Posting below the results from four checks added to the task description recently (for Chrome only, and for ruwiki as the project with the most events). As already discussed with @ovasileva , there are no red flags so far, although it looks like there are some interesting differences to the analogous data from the initial 2016 analysis. There are some more observations to be made, but they might fit better in the analysis for the full data later this week. (As a reminder, the final 2016 analysis went a bit further to also look at time series for some of these metrics, which we'll want to do this time too.)

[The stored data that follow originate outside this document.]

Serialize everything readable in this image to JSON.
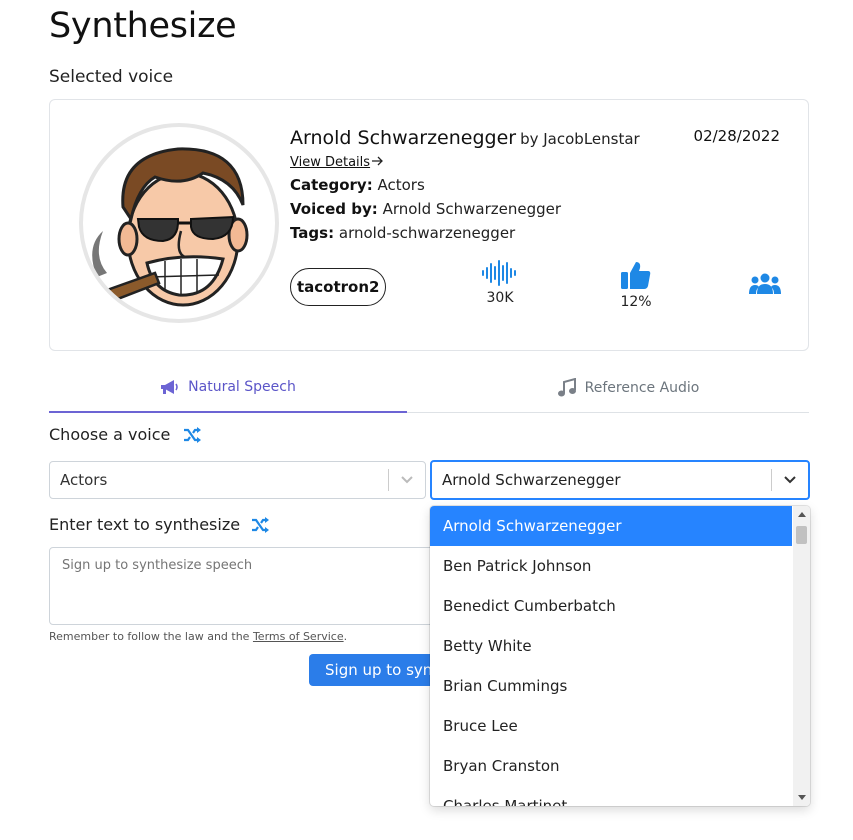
{
  "page": {
    "title": "Synthesize",
    "selected_voice_label": "Selected voice"
  },
  "voice": {
    "name": "Arnold Schwarzenegger",
    "by": "by JacobLenstar",
    "date": "02/28/2022",
    "view_details": "View Details",
    "category_label": "Category:",
    "category": "Actors",
    "voiced_by_label": "Voiced by:",
    "voiced_by": "Arnold Schwarzenegger",
    "tags_label": "Tags:",
    "tags": "arnold-schwarzenegger",
    "model": "tacotron2",
    "uses": "30K",
    "rating": "12%",
    "avatar_icon": "cartoon-man-with-cigar-avatar"
  },
  "tabs": [
    {
      "label": "Natural Speech",
      "icon": "megaphone-icon",
      "active": true
    },
    {
      "label": "Reference Audio",
      "icon": "music-note-icon",
      "active": false
    }
  ],
  "form": {
    "choose_voice_label": "Choose a voice",
    "category_value": "Actors",
    "voice_value": "Arnold Schwarzenegger",
    "enter_text_label": "Enter text to synthesize",
    "text_placeholder": "Sign up to synthesize speech",
    "law_note_prefix": "Remember to follow the law and the ",
    "law_note_link": "Terms of Service",
    "law_note_suffix": ".",
    "signup_button": "Sign up to synthesize"
  },
  "dropdown": {
    "options": [
      "Arnold Schwarzenegger",
      "Ben Patrick Johnson",
      "Benedict Cumberbatch",
      "Betty White",
      "Brian Cummings",
      "Bruce Lee",
      "Bryan Cranston",
      "Charles Martinet"
    ],
    "selected_index": 0
  },
  "colors": {
    "accent": "#2684ff",
    "tab_active": "#5b55c8",
    "stat_icon": "#1e88e5",
    "button": "#2b7de9"
  }
}
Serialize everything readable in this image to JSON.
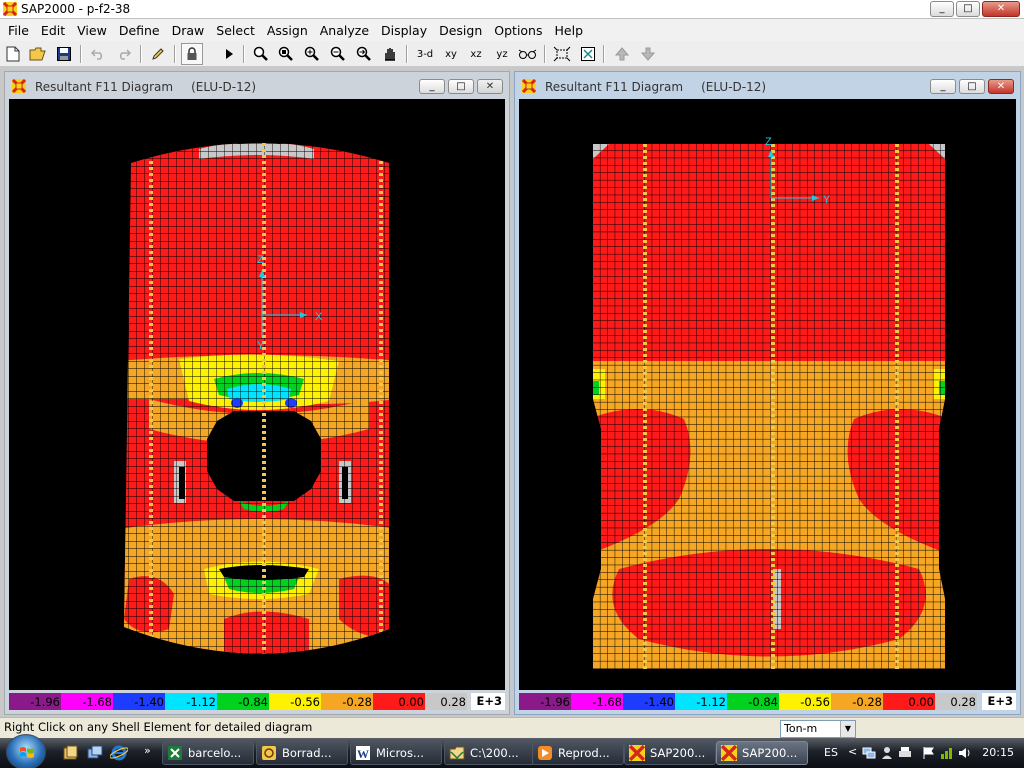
{
  "app": {
    "title": "SAP2000 - p-f2-38",
    "window_buttons": {
      "minimize": "_",
      "maximize": "□",
      "close": "✕"
    }
  },
  "menu": [
    "File",
    "Edit",
    "View",
    "Define",
    "Draw",
    "Select",
    "Assign",
    "Analyze",
    "Display",
    "Design",
    "Options",
    "Help"
  ],
  "toolbar": {
    "view_3d": "3-d",
    "view_xy": "xy",
    "view_xz": "xz",
    "view_yz": "yz",
    "icons": [
      "new-icon",
      "open-icon",
      "save-icon",
      "undo-icon",
      "redo-icon",
      "pencil-icon",
      "lock-icon",
      "run-icon",
      "zoom-window-icon",
      "zoom-restore-icon",
      "zoom-in-icon",
      "zoom-out-icon",
      "zoom-previous-icon",
      "pan-icon",
      "set-display-icon",
      "rubber-band-icon",
      "perspective-icon",
      "up-arrow-icon",
      "down-arrow-icon"
    ]
  },
  "views": {
    "left": {
      "title": "Resultant F11 Diagram",
      "case": "(ELU-D-12)",
      "axes": {
        "x": "X",
        "y": "Y",
        "z": "Z"
      }
    },
    "right": {
      "title": "Resultant F11 Diagram",
      "case": "(ELU-D-12)",
      "axes": {
        "y": "Y",
        "z": "Z"
      }
    }
  },
  "legend": {
    "unit": "E+3",
    "values": [
      "-1.96",
      "-1.68",
      "-1.40",
      "-1.12",
      "-0.84",
      "-0.56",
      "-0.28",
      "0.00",
      "0.28"
    ],
    "colors": [
      "#8a1a8a",
      "#ff00ff",
      "#1e3cff",
      "#00e5ff",
      "#00d21e",
      "#fff200",
      "#f5a623",
      "#ff1a1a",
      "#c8c8c8"
    ],
    "unit_bg": "#ffffff"
  },
  "status": {
    "message": "Right Click on any Shell Element for detailed diagram",
    "units": "Ton-m"
  },
  "taskbar": {
    "tasks": [
      {
        "label": "barcelo...",
        "icon": "excel-icon"
      },
      {
        "label": "Borrad...",
        "icon": "draft-icon"
      },
      {
        "label": "Micros...",
        "icon": "word-icon"
      },
      {
        "label": "C:\\200...",
        "icon": "folder-icon"
      },
      {
        "label": "Reprod...",
        "icon": "player-icon"
      },
      {
        "label": "SAP200...",
        "icon": "sap-icon"
      },
      {
        "label": "SAP200...",
        "icon": "sap-icon"
      }
    ],
    "language": "ES",
    "clock": "20:15"
  },
  "colors": {
    "red": "#ff1a1a",
    "orange": "#f5a623",
    "yellow": "#fff200",
    "green": "#00d21e",
    "cyan": "#00e5ff",
    "blue": "#1e3cff",
    "grey": "#c8c8c8",
    "axis": "#22c8e0"
  }
}
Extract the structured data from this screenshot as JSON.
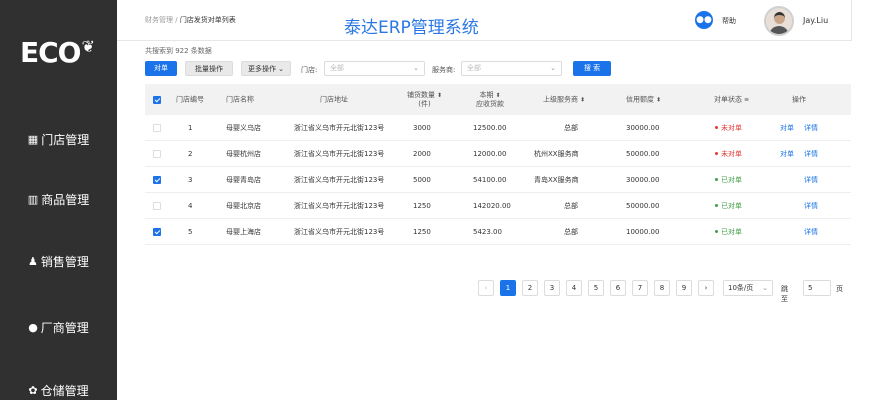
{
  "sidebar": {
    "logo": "ECO",
    "items": [
      {
        "label": "门店管理",
        "icon": "▦"
      },
      {
        "label": "商品管理",
        "icon": "▥"
      },
      {
        "label": "销售管理",
        "icon": "♟"
      },
      {
        "label": "厂商管理",
        "icon": "●"
      },
      {
        "label": "仓储管理",
        "icon": "✿"
      }
    ]
  },
  "header": {
    "breadcrumb_parent": "财务管理",
    "breadcrumb_sep": " / ",
    "breadcrumb_current": "门店发货对单列表",
    "app_title": "泰达ERP管理系统",
    "help_label": "帮助",
    "username": "Jay.Liu"
  },
  "toolbar": {
    "result_count": "共搜索到 922 条数据",
    "reconcile_label": "对单",
    "batch_label": "批量操作",
    "more_label": "更多操作 ⌄",
    "store_label": "门店:",
    "store_placeholder": "全部",
    "provider_label": "服务商:",
    "provider_placeholder": "全部",
    "search_label": "搜 索"
  },
  "table": {
    "headers": {
      "store_no": "门店编号",
      "store_name": "门店名称",
      "address": "门店地址",
      "qty": "铺货数量",
      "qty_unit": "(件)",
      "period": "本期",
      "receivable": "应收货款",
      "provider": "上级服务商",
      "credit": "信用额度",
      "status": "对单状态",
      "status_filter": "≡",
      "ops": "操作"
    },
    "rows": [
      {
        "checked": false,
        "no": "1",
        "name": "母婴义乌店",
        "address": "浙江省义乌市开元北街123号",
        "qty": "3000",
        "amount": "12500.00",
        "provider": "总部",
        "credit": "30000.00",
        "status": "未对单",
        "status_color": "#e53935",
        "op1": "对单",
        "op2": "详情"
      },
      {
        "checked": false,
        "no": "2",
        "name": "母婴杭州店",
        "address": "浙江省义乌市开元北街123号",
        "qty": "2000",
        "amount": "12000.00",
        "provider": "杭州XX服务商",
        "credit": "50000.00",
        "status": "未对单",
        "status_color": "#e53935",
        "op1": "对单",
        "op2": "详情"
      },
      {
        "checked": true,
        "no": "3",
        "name": "母婴青岛店",
        "address": "浙江省义乌市开元北街123号",
        "qty": "5000",
        "amount": "54100.00",
        "provider": "青岛XX服务商",
        "credit": "30000.00",
        "status": "已对单",
        "status_color": "#43a047",
        "op1": "",
        "op2": "详情"
      },
      {
        "checked": false,
        "no": "4",
        "name": "母婴北京店",
        "address": "浙江省义乌市开元北街123号",
        "qty": "1250",
        "amount": "142020.00",
        "provider": "总部",
        "credit": "50000.00",
        "status": "已对单",
        "status_color": "#43a047",
        "op1": "",
        "op2": "详情"
      },
      {
        "checked": true,
        "no": "5",
        "name": "母婴上海店",
        "address": "浙江省义乌市开元北街123号",
        "qty": "1250",
        "amount": "5423.00",
        "provider": "总部",
        "credit": "10000.00",
        "status": "已对单",
        "status_color": "#43a047",
        "op1": "",
        "op2": "详情"
      }
    ]
  },
  "pagination": {
    "prev": "‹",
    "pages": [
      "1",
      "2",
      "3",
      "4",
      "5",
      "6",
      "7",
      "8",
      "9"
    ],
    "current": "1",
    "next": "›",
    "page_size": "10条/页",
    "jump_label": "跳至",
    "jump_value": "5",
    "page_unit": "页"
  }
}
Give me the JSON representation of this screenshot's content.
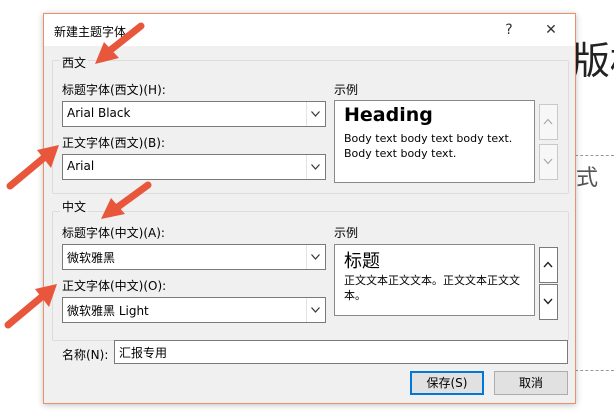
{
  "background": {
    "glyph_top": "版权",
    "glyph_mid": "式"
  },
  "dialog": {
    "title": "新建主题字体",
    "help_label": "?",
    "close_label": "✕",
    "western": {
      "group_label": "西文",
      "heading_font_label": "标题字体(西文)(H):",
      "heading_font_value": "Arial Black",
      "body_font_label": "正文字体(西文)(B):",
      "body_font_value": "Arial",
      "sample_label": "示例",
      "sample_heading": "Heading",
      "sample_body": "Body text body text body text. Body text body text."
    },
    "east_asian": {
      "group_label": "中文",
      "heading_font_label": "标题字体(中文)(A):",
      "heading_font_value": "微软雅黑",
      "body_font_label": "正文字体(中文)(O):",
      "body_font_value": "微软雅黑 Light",
      "sample_label": "示例",
      "sample_heading": "标题",
      "sample_body": "正文文本正文文本。正文文本正文文本。"
    },
    "name_label": "名称(N):",
    "name_value": "汇报专用",
    "save_label": "保存(S)",
    "cancel_label": "取消"
  },
  "colors": {
    "annotation_arrow": "#e8563c",
    "default_button_border": "#0078d7",
    "dialog_border": "#e8926b"
  }
}
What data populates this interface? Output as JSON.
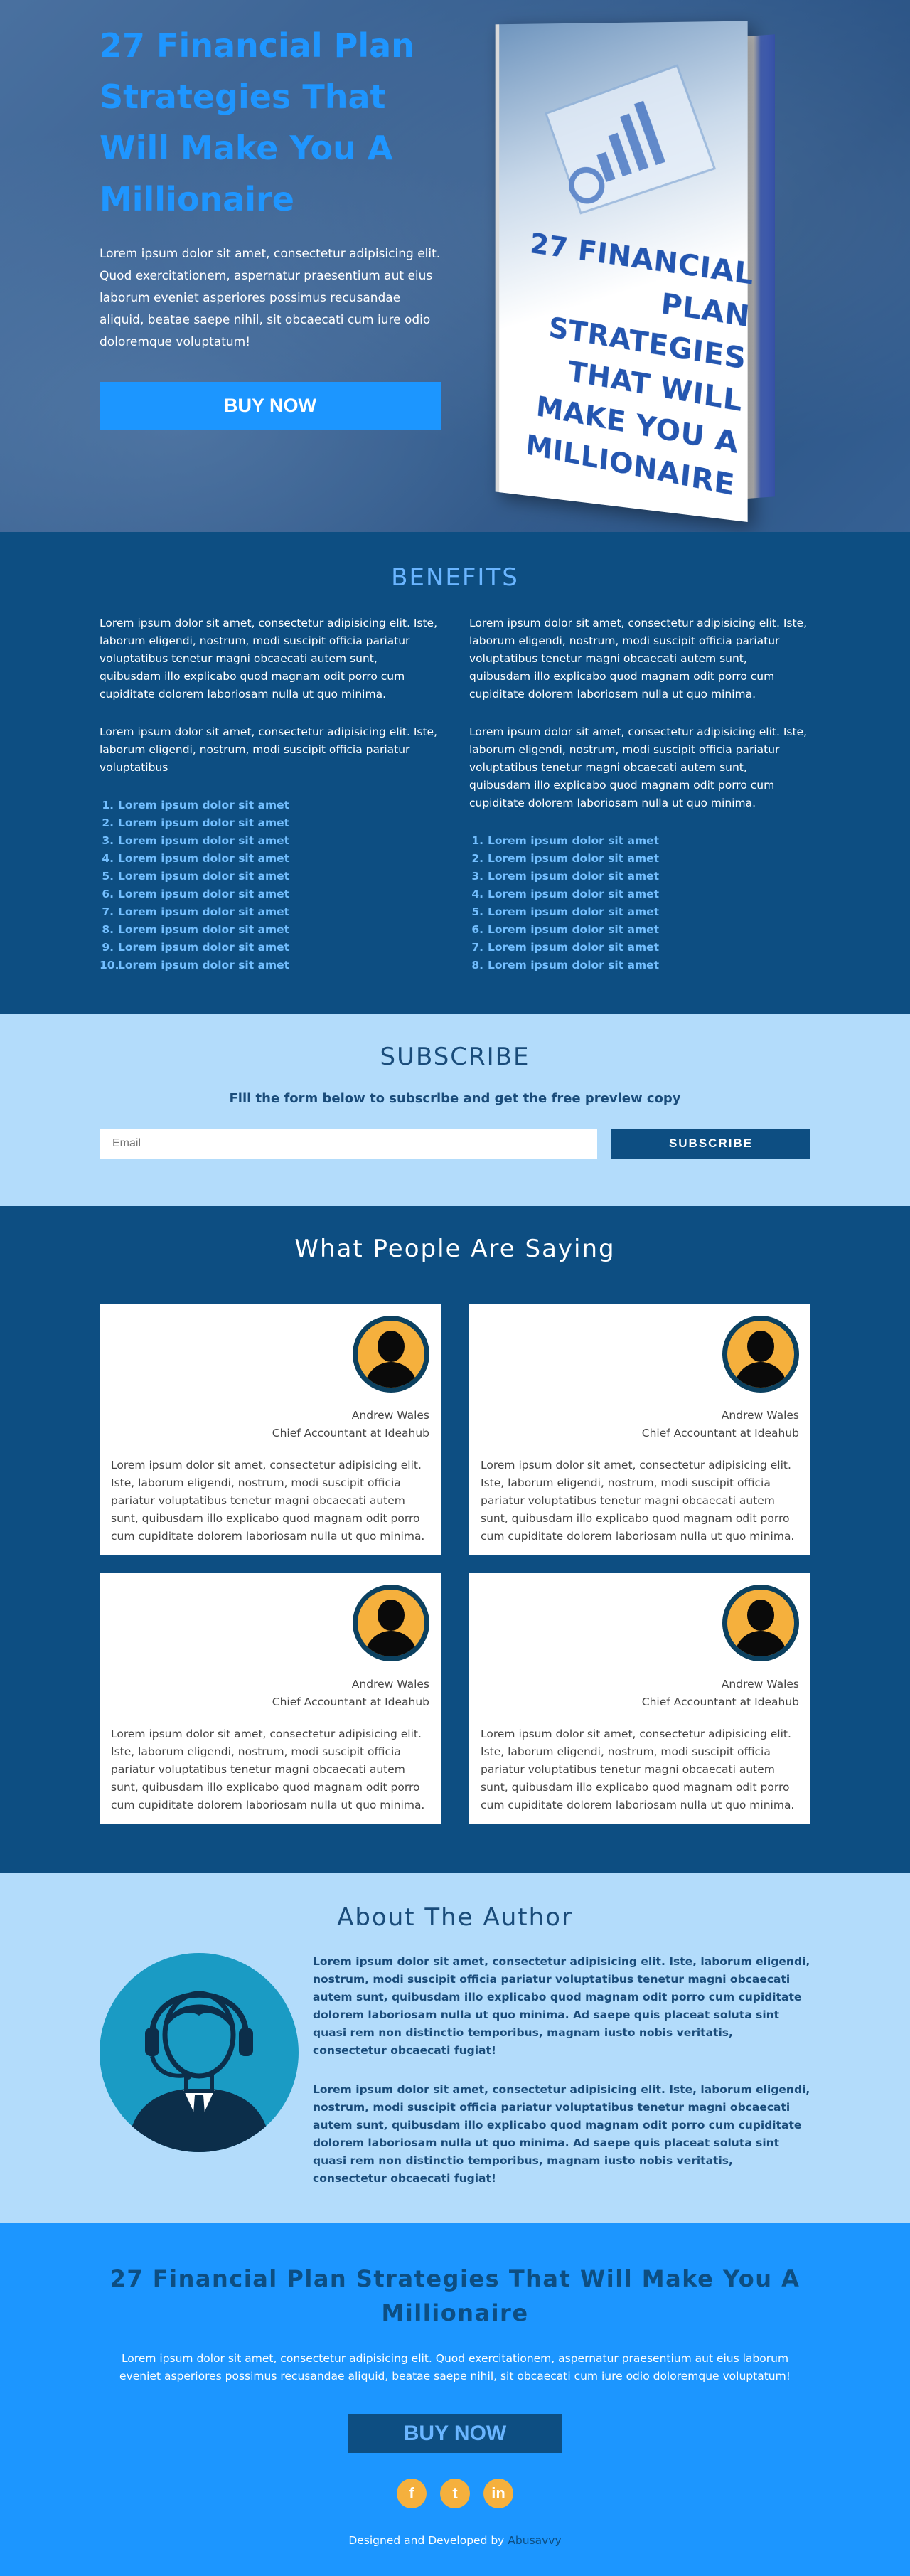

  1. Link interations per page view (cf. result from old instrumentation for huwiki instead of ruwiki)
SELECT event_popupEnabled, 
COUNT(DISTINCT event_linkInteractionToken)/count(DISTINCT event_pageToken) AS link_interactions_per_page
FROM log.Popups_16364296
WHERE wiki ='ruwiki'
AND event_isAnon = 1
AND LEFT(timestamp, 8) >= '20170701'
AND LEFT(timestamp, 8) < '20170715'
AND SUBSTRING( userAgent, INSTR(userAgent,'"browser_family": "')+19, INSTR(SUBSTRING(userAgent, INSTR(userAgent,'"browser_family": "')+19), '"' )-1 ) = 'Chrome'
AND (event_action = 'pageLoaded' OR event_totalInteractionTime > 300)
GROUP BY event_popupEnabled;

+--------------------+----------------------------+
| event_popupEnabled | link_interactions_per_page |
+--------------------+----------------------------+
|                  0 |                     1.3412 |
|                  1 |                     1.5315 |
+--------------------+----------------------------+
2 rows in set (3.90 sec)
  1. Link opens per pageview (cf. result from old instrumentation for huwiki instead of ruwiki):
SELECT event_popupEnabled, 
count(DISTINCT event_linkInteractionToken)/count(DISTINCT event_pageToken) AS link_opens_per_page
FROM log.Popups_16364296
WHERE wiki ='ruwiki'
AND event_isAnon = 1
AND LEFT(timestamp, 8) >= '20170701'
AND LEFT(timestamp, 8) < '20170715'
AND SUBSTRING( userAgent, INSTR(userAgent,'"browser_family": "')+19, INSTR(SUBSTRING(userAgent, INSTR(userAgent,'"browser_family": "')+19), '"' )-1 ) = 'Chrome'
AND (event_action = 'pageLoaded' OR 
  event_action = 'opened')
GROUP BY event_popupEnabled;

+--------------------+---------------------+
| event_popupEnabled | link_opens_per_page |
+--------------------+---------------------+
|                  0 |              0.1775 |
|                  1 |              0.1555 |
+--------------------+---------------------+
2 rows in set (4.81 sec)
  1. ratio of link opens from seen hovercards (cf. result from old instrumentation for huwiki instead of ruwiki):
SELECT SUM(IF(event_action = 'opened',1,0))/SUM(1)
AS clickthrough_ratio
FROM log.Popups_16364296
WHERE wiki ='ruwiki'
AND event_isAnon = 1
AND LEFT(timestamp, 8) >= '20170701'
AND LEFT(timestamp, 8) < '20170715'
AND SUBSTRING( userAgent, INSTR(userAgent,'"browser_family": "')+19, INSTR(SUBSTRING(userAgent, INSTR(userAgent,'"browser_family": "')+19), '"' )-1 ) = 'Chrome'
AND event_totalInteractionTime > event_perceivedWait + 1000 #i.e. card was shown for at least one second
AND event_linkInteractionToken IS NOT NULL;
+--------------------+
| clickthrough_ratio |
+--------------------+
|             0.0647 |
+--------------------+
1 row in set (3.68 sec)
ovasileva closed this task as Resolved.Jul 19 2017, 5:39 PM

closing this based on the above. If we notice something as a part of T158172, we can open separate bugs. @Tbayer - feel free to re-open if you think we're missing something.